Citées par TelQuel Arabi, des sources au sein du PJD ont révélé que le dirigeant et ancien député d’Oujda, Abdelaziz Aftati, a été réintégré au Secrétariat général du parti. Cette décision intervient après la réunion de l’instance qui a eu lieu dans la soirée du 9 juillet.

L’actuel maire PJD de Marrakech, ainsi que le dirigeant influent du PJD à Tanger, Larbi Belcaid et Mohamed Amahjour sont les autres dirigeants qui siégeront désormais dans l’instance décisionnelle. « Ces ajouts reflètent la volonté du Secrétaire général (Sâad-Eddine El Othmani, ndlr) et du reste des membres d’ouvrir la porte à toutes les énergies du parti pour construire un avenir meilleur », a déclaré une source au sein du parti de la lampe à TelQuel Arabi.

Abdelaziz Aftati est réputé pour être l’« électron libre » du parti à cause de ses prises de position jugées « controversées  ». C’est d’ailleurs après l’une de ses visites à la zone frontalière entre le Maroc et Algérie, en 2015, que l’ex Secrétariat général – avec Abdelilah Benkirane à sa tête – avait décidé de geler l’adhésion d’Abdelaziz Aftati.

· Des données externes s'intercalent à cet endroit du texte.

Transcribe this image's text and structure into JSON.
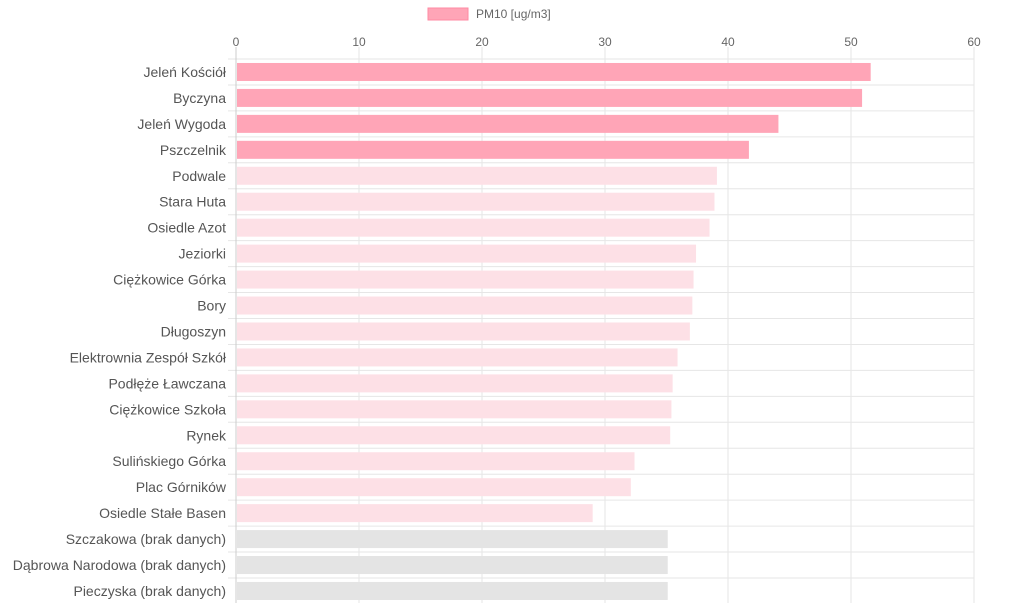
{
  "chart_data": {
    "type": "bar",
    "orientation": "horizontal",
    "legend": {
      "label": "PM10 [ug/m3]",
      "color": "#ffa5b7",
      "position": "top-center"
    },
    "x_axis": {
      "position": "top",
      "min": 0,
      "max": 60,
      "ticks": [
        "0",
        "10",
        "20",
        "30",
        "40",
        "50",
        "60"
      ]
    },
    "grid": true,
    "colors": {
      "high": "#ffa5b7",
      "medium": "#fde0e6",
      "no_data": "#e4e4e4",
      "grid": "#e6e6e6"
    },
    "categories": [
      "Jeleń Kościół",
      "Byczyna",
      "Jeleń Wygoda",
      "Pszczelnik",
      "Podwale",
      "Stara Huta",
      "Osiedle Azot",
      "Jeziorki",
      "Ciężkowice Górka",
      "Bory",
      "Długoszyn",
      "Elektrownia Zespół Szkół",
      "Podłęże Ławczana",
      "Ciężkowice Szkoła",
      "Rynek",
      "Sulińskiego Górka",
      "Plac Górników",
      "Osiedle Stałe Basen",
      "Szczakowa (brak danych)",
      "Dąbrowa Narodowa (brak danych)",
      "Pieczyska (brak danych)"
    ],
    "values": [
      51.6,
      50.9,
      44.1,
      41.7,
      39.1,
      38.9,
      38.5,
      37.4,
      37.2,
      37.1,
      36.9,
      35.9,
      35.5,
      35.4,
      35.3,
      32.4,
      32.1,
      29.0,
      35.1,
      35.1,
      35.1
    ],
    "levels": [
      "high",
      "high",
      "high",
      "high",
      "medium",
      "medium",
      "medium",
      "medium",
      "medium",
      "medium",
      "medium",
      "medium",
      "medium",
      "medium",
      "medium",
      "medium",
      "medium",
      "medium",
      "no_data",
      "no_data",
      "no_data"
    ]
  }
}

Les répercussions et les réactions suite à cet incident avaient même conduit d Abdelaziz Aftati à être accusé d’ « usurpation de l’identité d’un ingénieur » et de s’ « être présenté comme un élément de la gendarmerie envoyé par le chef du gouvernement dans la région ». Des accusations que le dirigeant, qui bénéficie d’une large cote de popularité à Oujda, avait réfuté en affirmant  « avoir visité une zone relevant de sa circonscription électorale ». A noter qu’Abdelaziz Aftati figurait parmi les personnalités ayant soutenu la candidature à un troisième mandat successif d’Abdelilah Benkirane au PJD.

L’ex-président du Comité de transparence et d’équité du parti est également connu pour avoir demandé la présence d’un représentant du palais royal au parlement dans le cadre de l’élaboration de la loi de Finances en 2012. Le gel de ses activités au sein du PJD l’avait conduit à refuser de se porter candidat aux élections communales de 2015 et aux législatives de 2016.